Nowhere is watching the zero-Covid horror show unfolding in China more closely than Taiwan, where it is encouraging the island to ease restrictions, even as cases of the infectious Omicron variant spike. Taiwan’s premier Su Tseng-chang has said the extreme measures being imposed on the other side of the Taiwan Strait are ‘cruel’ and his country would not follow suit. From next week, mandatory quarantine for arrivals in Taiwan will be cut to seven days from the current ten, as the island moves gradually towards a policy of trying to live with the virus.
The Covid shackles are now coming off across Asia, with most countries relaxing or lifting restrictions completely. This week New Zealand reopened its borders to vaccinated and Covid-negative visitors from more than 60 countries, after two years of closure. The region was in the vanguard of the zero-Covid movement, but now recognises that stamping out the virus completely is no longer realistic with the more infectious but less deadly Omicron.
China is a lonely exception, and Shanghai’s ordeal has been closely watched in Taiwan, where TV shows and newspapers have followed the traumatic stories of Taiwanese living in China’s largest city, barricaded in their homes and struggling to secure food and medical supplies amid a harsh and brutally enforced lockdown.
For much of the pandemic, Taiwan has been one of the world’s biggest Covid success stories, largely keeping infections in check. But the number of cases of Omicron in Taiwan is now soaring. Officials announced a little over 30,000 cases on Thursday, bringing the total to more than 200,000 in a population of 24 million. But the vast majority, more than 99 per cent, were mild or asymptomatic.
About 80 per cent of the population has now received two doses of vaccine, with almost two-thirds boosted, though only 72 per cent of those over 75 are fully vaccinated.
Taiwan’s coronavirus battle has at time been threatened by the deep hostility of China’s communist leaders, who have prevented the island from taking part in the World Health Assembly (WHA), a body that controls the World Health Organisation, and consists of all UN member states. Beijing used its influence to corral enough countries to deny a seat to Taiwan. Beijing claims the democratic self-ruling island is part of China and has threatened to take it by force if necessary.

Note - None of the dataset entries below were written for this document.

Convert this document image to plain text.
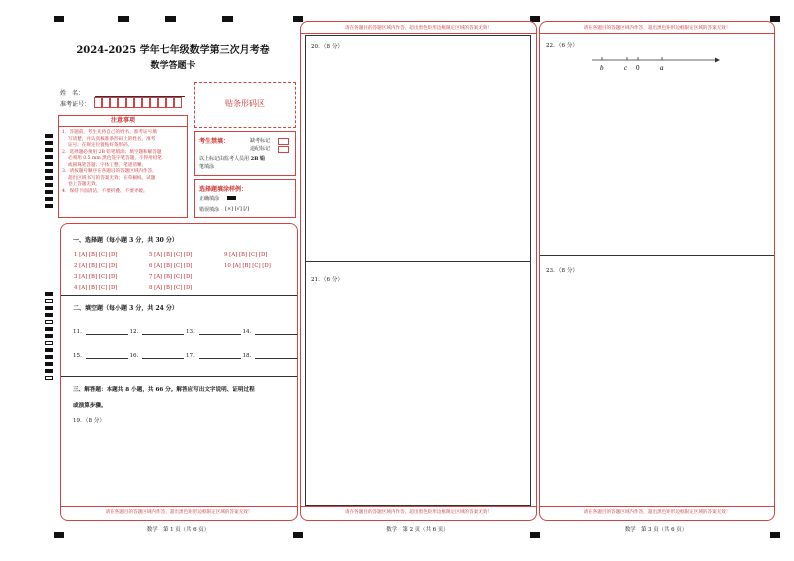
2024-2025 学年七年级数学第三次月考卷
数学答题卡
姓　名：
准考证号：	贴条形码区
注意事项
1．答题前，考生先将自己的姓名，准考证号填
写清楚，并认真核准条形码上的姓名、准考
证号，在规定位置贴好条形码。
2．选择题必须用 2B 铅笔填涂；填空题和解答题
必须用 0.5 mm 黑色签字笔答题，不得用铅笔
或圆珠笔答题；字体工整、笔迹清晰。
3．请按题号顺序在各题目的答题区域内作答，
超出区域书写的答案无效；在草稿纸、试题
卷上答题无效。
4．保持卡面清洁，不要折叠、不要弄破。
考生禁填：	缺考标记
违纪标记
以上标记由监考人员用 2B 铅
笔填涂
选择题填涂样例：
正确填涂
错误填涂 [×] [√] [/]
一、选择题（每小题 3 分，共 30 分）
1 [A] [B] [C] [D]	5 [A] [B] [C] [D]	9 [A] [B] [C] [D]
2 [A] [B] [C] [D]	6 [A] [B] [C] [D]	10 [A] [B] [C] [D]
3 [A] [B] [C] [D]	7 [A] [B] [C] [D]
4 [A] [B] [C] [D]	8 [A] [B] [C] [D]
二、填空题（每小题 3 分，共 24 分）
11．	12．	13．	14．
15．	16．	17．	18．
三、解答题：本题共 8 小题，共 66 分。解答应写出文字说明、证明过程
或演算步骤。
19．（8 分）
请在各题目的答题区域内作答，超出黑色矩形边框限定区域的答案无效！
请在各题目的答题区域内作答，超出黑色矩形边框限定区域的答案无效！
20．（8 分）
21．（6 分）
请在各题目的答题区域内作答，超出黑色矩形边框限定区域的答案无效！
请在各题目的答题区域内作答，超出黑色矩形边框限定区域的答案无效！
22．（6 分）
b	c 0	a
23．（8 分）
请在各题目的答题区域内作答，超出黑色矩形边框限定区域的答案无效！
数学　第 1 页（共 6 页）	数学　第 2 页（共 6 页）	数学　第 3 页（共 6 页）
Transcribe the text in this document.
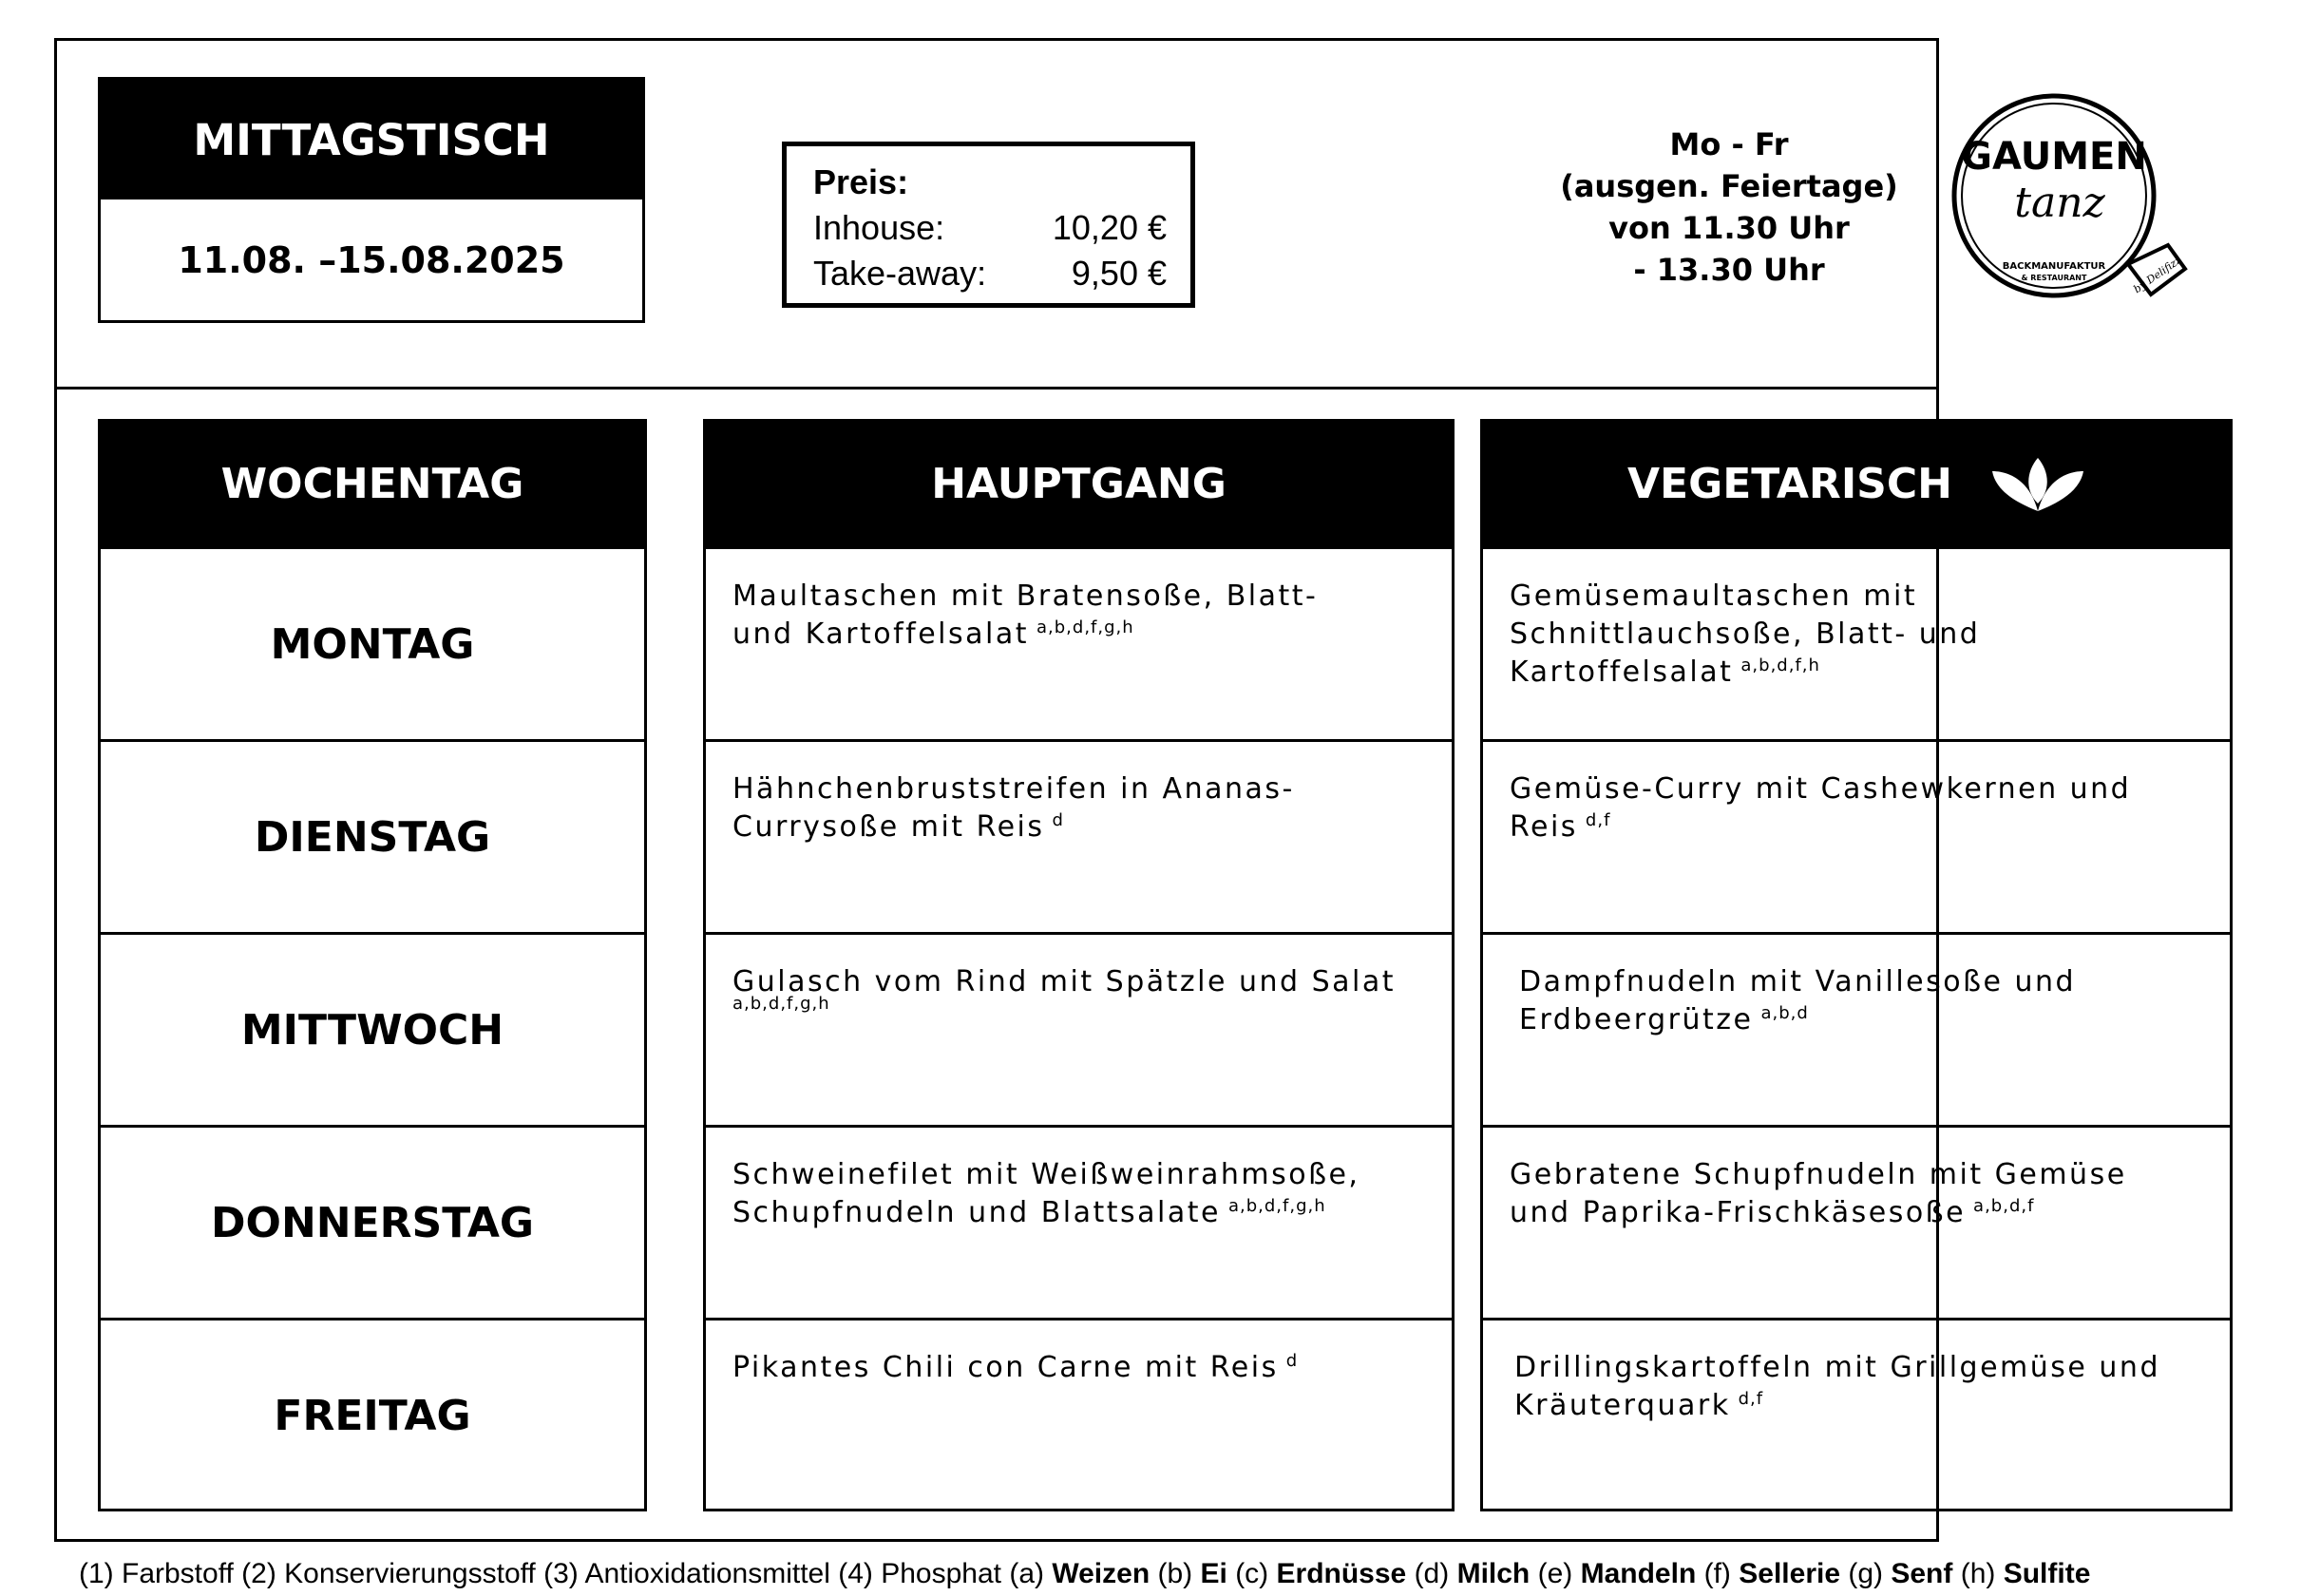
MITTAGSTISCH
11.08. –15.08.2025
Preis:
Inhouse:	10,20 €
Take-away: 9,50 €
Mo - Fr
(ausgen. Feiertage)
von 11.30 Uhr
- 13.30 Uhr
GAUMEN
tanz
BACKMANUFAKTUR
& RESTAURANT	by Delifizz
WOCHENTAG
MONTAG
DIENSTAG
MITTWOCH
DONNERSTAG
FREITAG
HAUPTGANG
Maultaschen mit Bratensoße, Blatt-
und Kartoffelsalat $^{a,b,d,f,g,h}$
Hähnchenbruststreifen in Ananas-
Currysoße mit Reis $^d$
Gulasch vom Rind mit Spätzle und Salat
a,b,d,f,g,h
Schweinefilet mit Weißweinrahmsoße,
Schupfnudeln und Blattsalate $^{a,b,d,f,g,h}$
Pikantes Chili con Carne mit Reis $^d$
VEGETARISCH
Gemüsemaultaschen mit
Schnittlauchsoße, Blatt- und
Kartoffelsalat $^{a,b,d,f,h}$
Gemüse-Curry mit Cashewkernen und
Reis $^{d,f}$
Dampfnudeln mit Vanillesoße und
Erdbeergrütze $^{a,b,d}$
Gebratene Schupfnudeln mit Gemüse
und Paprika-Frischkäsesoße $^{a,b,d,f}$
Drillingskartoffeln mit Grillgemüse und
Kräuterquark $^{d,f}$
(1) Farbstoff (2) Konservierungsstoff (3) Antioxidationsmittel (4) Phosphat (a) Weizen (b) Ei (c) Erdnüsse (d) Milch (e) Mandeln (f) Sellerie (g) Senf (h) Sulfite
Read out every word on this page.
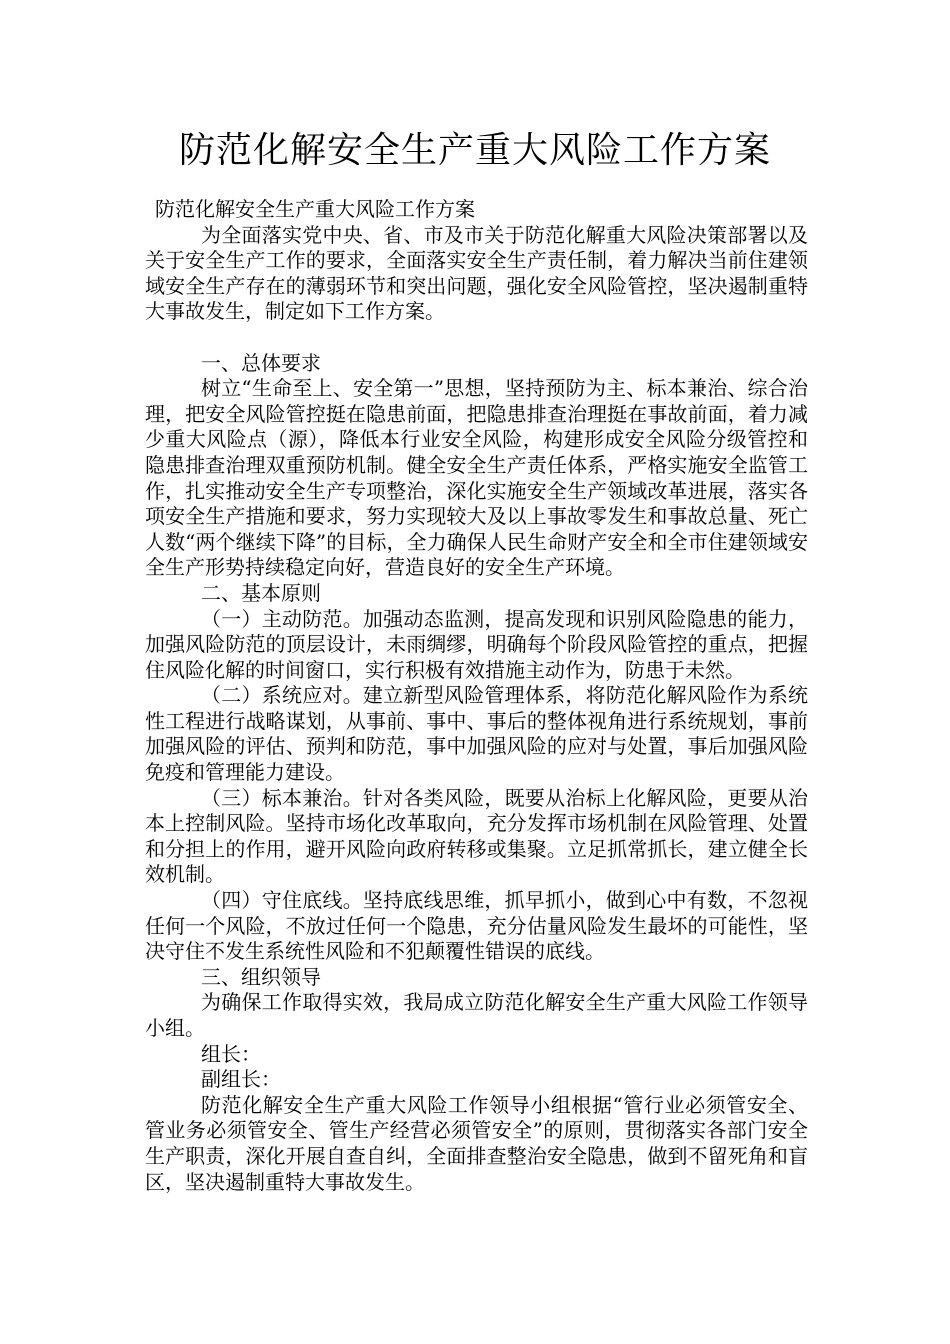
防范化解安全生产重大风险工作方案

防范化解安全生产重大风险工作方案

为全面落实党中央、省、市及市关于防范化解重大风险决策部署以及关于安全生产工作的要求，全面落实安全生产责任制，着力解决当前住建领域安全生产存在的薄弱环节和突出问题，强化安全风险管控，坚决遏制重特大事故发生，制定如下工作方案。

一、总体要求

树立“生命至上、安全第一”思想，坚持预防为主、标本兼治、综合治理，把安全风险管控挺在隐患前面，把隐患排查治理挺在事故前面，着力减少重大风险点（源），降低本行业安全风险，构建形成安全风险分级管控和隐患排查治理双重预防机制。健全安全生产责任体系，严格实施安全监管工作，扎实推动安全生产专项整治，深化实施安全生产领域改革进展，落实各项安全生产措施和要求，努力实现较大及以上事故零发生和事故总量、死亡人数“两个继续下降”的目标，全力确保人民生命财产安全和全市住建领域安全生产形势持续稳定向好，营造良好的安全生产环境。

二、基本原则

（一）主动防范。加强动态监测，提高发现和识别风险隐患的能力，加强风险防范的顶层设计，未雨绸缪，明确每个阶段风险管控的重点，把握住风险化解的时间窗口，实行积极有效措施主动作为，防患于未然。

（二）系统应对。建立新型风险管理体系，将防范化解风险作为系统性工程进行战略谋划，从事前、事中、事后的整体视角进行系统规划，事前加强风险的评估、预判和防范，事中加强风险的应对与处置，事后加强风险免疫和管理能力建设。

（三）标本兼治。针对各类风险，既要从治标上化解风险，更要从治本上控制风险。坚持市场化改革取向，充分发挥市场机制在风险管理、处置和分担上的作用，避开风险向政府转移或集聚。立足抓常抓长，建立健全长效机制。

（四）守住底线。坚持底线思维，抓早抓小，做到心中有数，不忽视任何一个风险，不放过任何一个隐患，充分估量风险发生最坏的可能性，坚决守住不发生系统性风险和不犯颠覆性错误的底线。

三、组织领导

为确保工作取得实效，我局成立防范化解安全生产重大风险工作领导小组。

组长：

副组长：

防范化解安全生产重大风险工作领导小组根据“管行业必须管安全、管业务必须管安全、管生产经营必须管安全”的原则，贯彻落实各部门安全生产职责，深化开展自查自纠，全面排查整治安全隐患，做到不留死角和盲区，坚决遏制重特大事故发生。
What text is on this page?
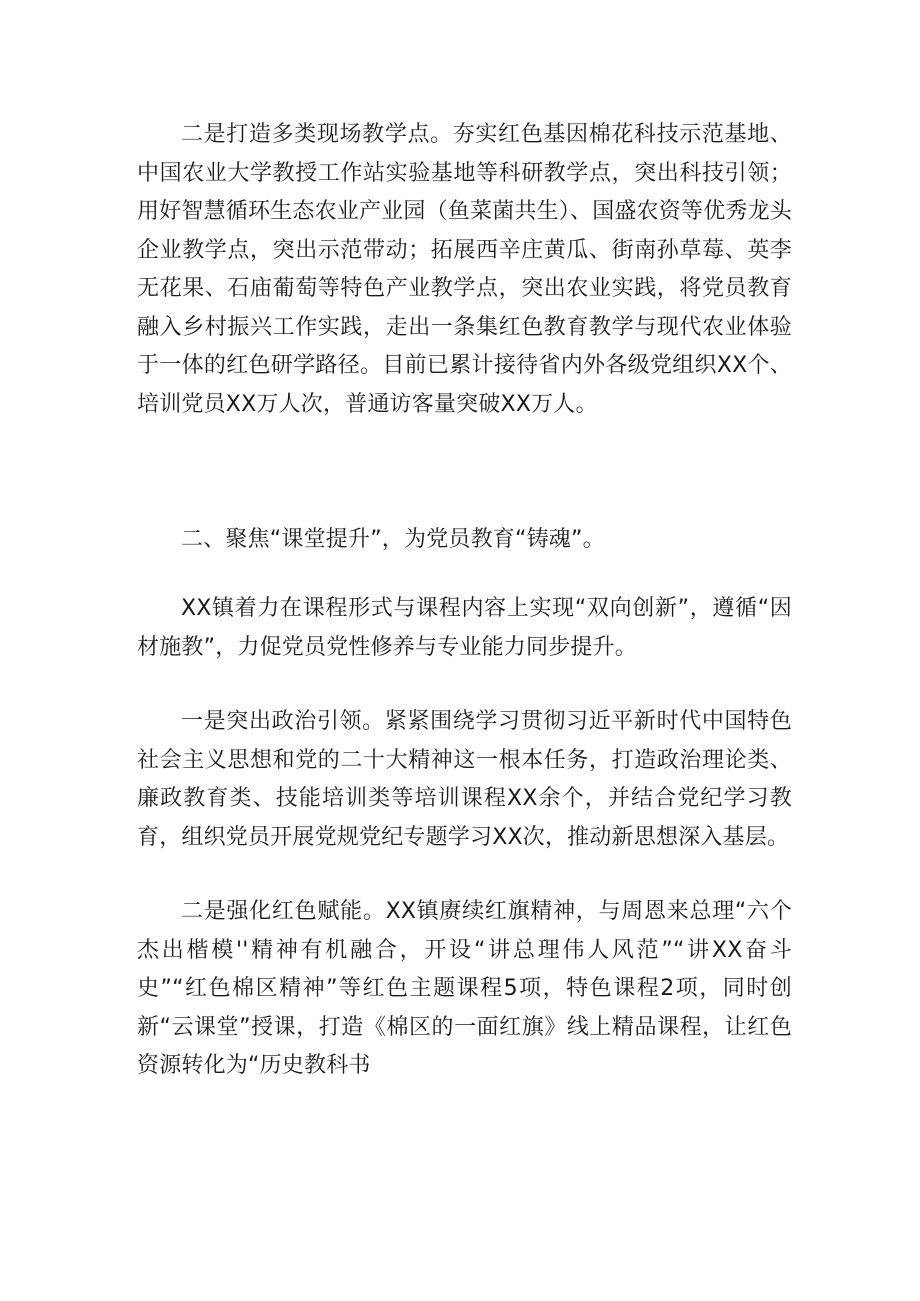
二是打造多类现场教学点。夯实红色基因棉花科技示范基地、中国农业大学教授工作站实验基地等科研教学点，突出科技引领；用好智慧循环生态农业产业园（鱼菜菌共生）、国盛农资等优秀龙头企业教学点，突出示范带动；拓展西辛庄黄瓜、街南孙草莓、英李无花果、石庙葡萄等特色产业教学点，突出农业实践，将党员教育融入乡村振兴工作实践，走出一条集红色教育教学与现代农业体验于一体的红色研学路径。目前已累计接待省内外各级党组织XX个、培训党员XX万人次，普通访客量突破XX万人。

二、聚焦“课堂提升”，为党员教育“铸魂”。

XX镇着力在课程形式与课程内容上实现“双向创新”，遵循“因材施教”，力促党员党性修养与专业能力同步提升。

一是突出政治引领。紧紧围绕学习贯彻习近平新时代中国特色社会主义思想和党的二十大精神这一根本任务，打造政治理论类、廉政教育类、技能培训类等培训课程XX余个，并结合党纪学习教育，组织党员开展党规党纪专题学习XX次，推动新思想深入基层。

二是强化红色赋能。XX镇赓续红旗精神，与周恩来总理“六个杰出楷模''精神有机融合，开设“讲总理伟人风范”“讲XX奋斗史”“红色棉区精神”等红色主题课程5项，特色课程2项，同时创新“云课堂”授课，打造《棉区的一面红旗》线上精品课程，让红色资源转化为“历史教科书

In December 2019, it was Taiwan that first identified worrying internal hospital reports emerging in Wuhan that indicated a possible new and threatening virus. The health authorities in Taipei then alerted the WHO, raising concerns in an email about a number of ‘atypical pneumonia cases’ in the Chinese city that had been ‘isolated for treatment’, suggesting there was a fear the virus could pass between humans. The warnings were ignored.
Beijing sought to limit Taipei’s access to vaccines. Taiwan’s president Tsai Ing-wen said a 2021 deal with Germany’s BioNTech for the purchase of 5 million shots was torpedoed by Beijing. BioNTech asked that the word ‘country’ be removed from the joint announcement of the deal. ‘BioNTech suddenly sent a letter, saying they strongly recommend us to change the word “our country” in the Chinese version of the press release,’ said health minister, Chen Shih-chung. A week later BioNTech told Taiwan the completion of the deal was on hold due to a ‘revaluation of global vaccine supply and adjustment times’.
Taiwan was able to get its early doses after donations from Japan, the US and Lithuania, and an arms-length deal under which BioNTech sold jabs to two of Taiwan’s giant tech firms, who then passed them on to the health authorities.
Taiwan now finds itself in a far happier position than China, where barely half of the over 80s are fully vaccinated and just a fifth are boosted. Furthermore, the Communist party has not allowed the import of foreign vaccines, relying on home-gown jabs which are not as effective against Omicron.
The main challenge for Taiwan now is to hold its nerve through the inevitable spike of infections are as moves to a policy of living with the virus. In contrast, Xi Jinping is increasingly boxed in by his zero-Covid fanaticism. In a report to lawmakers last week, the National Security Bureau, Taiwan’s main spy agency, said that while it could see no internal force set to challenge Xi’s power, the policy of endless lockdowns was increasing the ‘political security risk’ to Xi. The growing anger will ‘hit the credibility of the CCP leader and his confidants,’ the agency said. Taiwan can be forgiven a little gloating.